There are several goals to asking the right questions, including understanding the buyer, the company’s decision-making process and finding out how they define success. One of the best ways is to use open-ended probing questions, Harrison says, ones that cannot be answered by a yes or no.  ”Scary questions produce the best answers,” he says. “The worst question is the one you don’t ask.”

Harrison recommends construction equipment sales people walk in with written questions. Not only does it help keep you on track, “you’ll never get in trouble for preparation,” he says.

First, your questions should center around getting to know the big picture, including the company’s history, growth plans, goals, and your contact’s professional history.
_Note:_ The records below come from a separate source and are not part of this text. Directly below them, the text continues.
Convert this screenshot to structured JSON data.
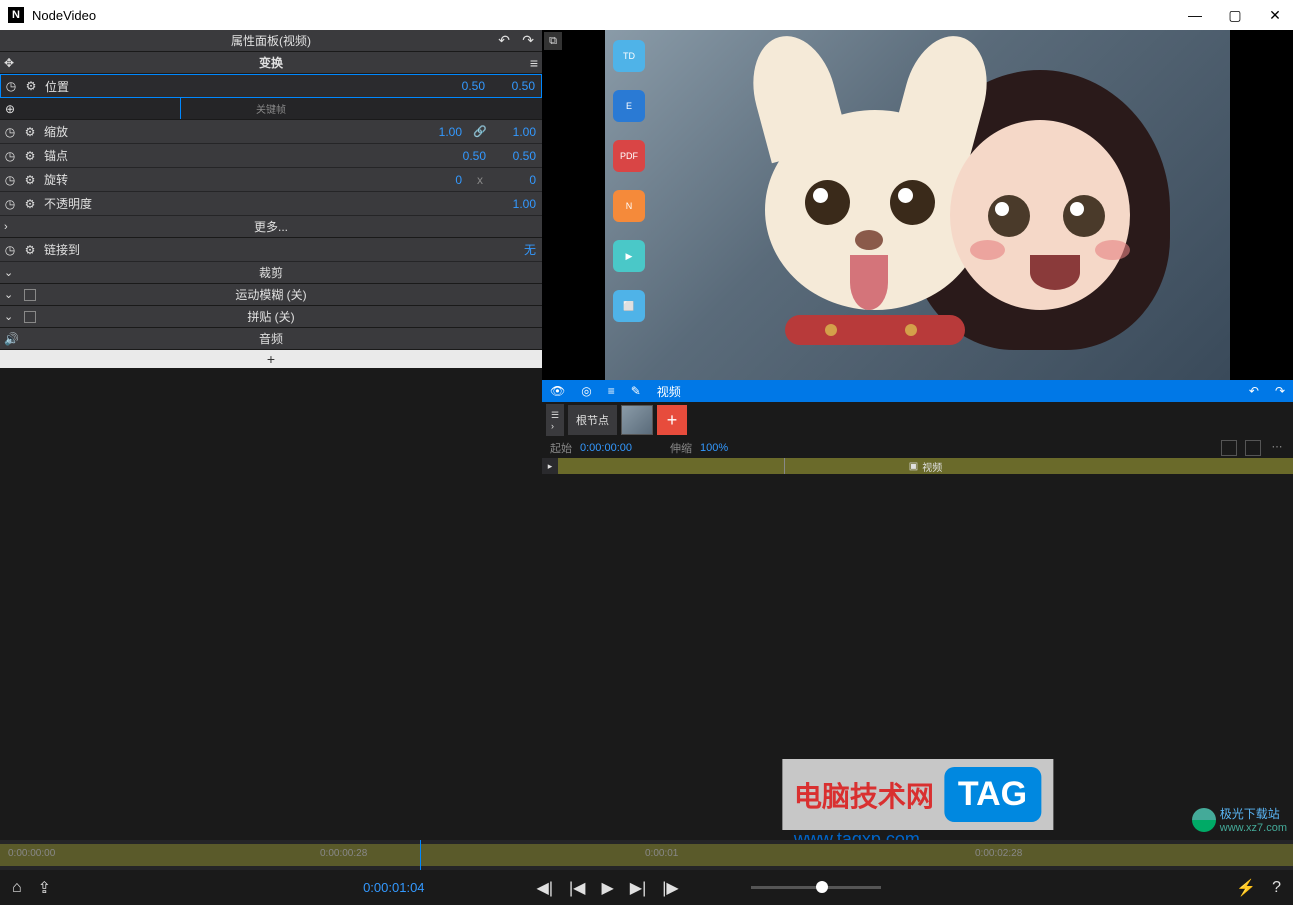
{
  "app": {
    "title": "NodeVideo",
    "logo": "N"
  },
  "window_controls": {
    "min": "—",
    "max": "▢",
    "close": "✕"
  },
  "properties": {
    "panel_title": "属性面板(视频)",
    "transform_section": "变换",
    "position": {
      "label": "位置",
      "x": "0.50",
      "y": "0.50"
    },
    "keyframe_label": "关键帧",
    "scale": {
      "label": "缩放",
      "x": "1.00",
      "y": "1.00"
    },
    "anchor": {
      "label": "锚点",
      "x": "0.50",
      "y": "0.50"
    },
    "rotation": {
      "label": "旋转",
      "val": "0",
      "axis": "x",
      "val2": "0"
    },
    "opacity": {
      "label": "不透明度",
      "val": "1.00"
    },
    "more": "更多...",
    "link_to": {
      "label": "链接到",
      "val": "无"
    },
    "crop": "裁剪",
    "motion_blur": "运动模糊 (关)",
    "tile": "拼贴 (关)",
    "audio": "音频",
    "add": "+"
  },
  "node_toolbar": {
    "video_label": "视频"
  },
  "node_strip": {
    "root_label": "根节点"
  },
  "info": {
    "start_label": "起始",
    "start_val": "0:00:00:00",
    "stretch_label": "伸缩",
    "stretch_val": "100%"
  },
  "track": {
    "clip_label": "视频"
  },
  "timeline": {
    "t0": "0:00:00:00",
    "t1": "0:00:00:28",
    "t2": "0:00:01",
    "t3": "0:00:02:28"
  },
  "player": {
    "current_time": "0:00:01:04"
  },
  "watermark": {
    "cn": "电脑技术网",
    "url": "www.tagxp.com",
    "tag": "TAG",
    "site2a": "极光下载站",
    "site2b": "www.xz7.com"
  },
  "desktop": {
    "icons": [
      {
        "bg": "#4fb3e8",
        "t": "TD"
      },
      {
        "bg": "#2a7ad4",
        "t": "E"
      },
      {
        "bg": "#d94545",
        "t": "PDF"
      },
      {
        "bg": "#f58a3a",
        "t": "N"
      },
      {
        "bg": "#4ac8c8",
        "t": "▶"
      },
      {
        "bg": "#4fb3e8",
        "t": "⬜"
      }
    ]
  }
}
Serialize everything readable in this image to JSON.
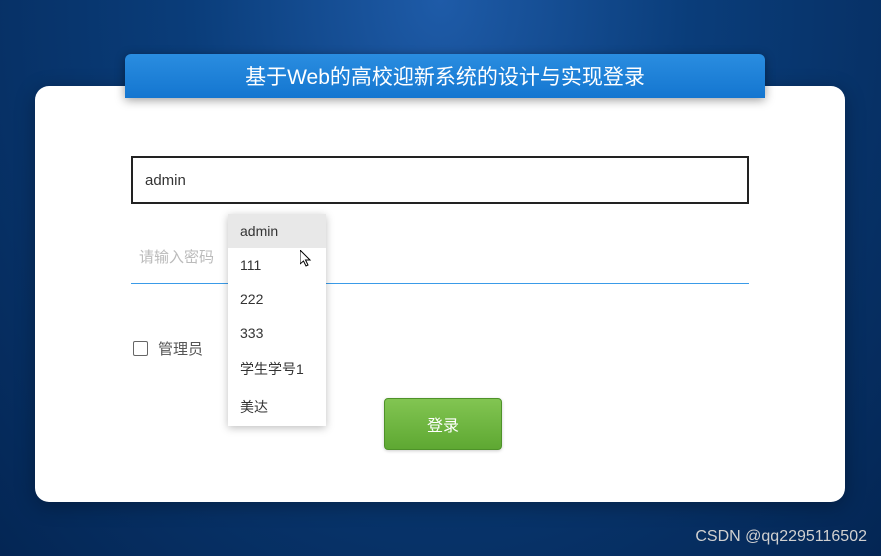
{
  "header": {
    "title": "基于Web的高校迎新系统的设计与实现登录"
  },
  "form": {
    "username_value": "admin",
    "password_placeholder": "请输入密码",
    "admin_checkbox_label": "管理员",
    "login_button_label": "登录"
  },
  "autocomplete": {
    "items": [
      "admin",
      "111",
      "222",
      "333",
      "学生学号1",
      "美达"
    ]
  },
  "watermark": "CSDN @qq2295116502"
}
Then you can dive into small-picture questions, such as who do they buy from, what they like and dislike about their current vendors and what they would like to improve.

“Once you ask these questions, you will know more than an incumbent vendor who’s gotten complacent,” Harrison says.

Customer knowledge king

Equipment Management 300x200 Lft 1012“Product knowledge is not king; today, it’s customer knowledge,” Harrison continues. “The more you know about customers, the better you’ll be able to sell to them.”

One way to be memorable is to use questions that have what Harrison calls a “power lead in.” Some examples include:

  • What have you found…
  • How do you evaluate…
  • How do you define…
  • How have you successfully used…
  • What criteria do you use…

“When they have to stop and think before they answer, you know it’s a great question, and that you’re probably the first sales person to hear it.”

Then drill down: ask a client why they think something happened. Get all the way down until you feel like you have the information you need. Then ask the key question: How did this affect you personally? “Help the customer relive the pain, and then tell him how you can help,” Harrison says.

And it may turn out that your contact isn’t the final go-to on the purchase decision. One way to determine this is to ask the question: “Tell me about your business decision-making process… .”
It depersonalizes it if your contact is not the right guy, and you can then ask, “When can we meet with everyone?”

End the meeting with a catch-all question: is there anything else I should know before we move forward.? “Usually, there’s no answer,” Harrison says, “but when they do answer, what they say is very important, so pay close attention. It will be something that impacts your ability to sell.”

Questions, questions

Questions are the backbone of your sales, Harrison contends. He advises sales people to create a question structure for their calls, and to do their homework. Visit the client’s website, look at their LinkedIn profile, but still ask the questions.

In fact, Harrison says this technique is so powerful, he advises sales managers to ask their team to bring in new questions to a sales meeting. “If you work to be great questioners, you’ll be great sales people,” he says.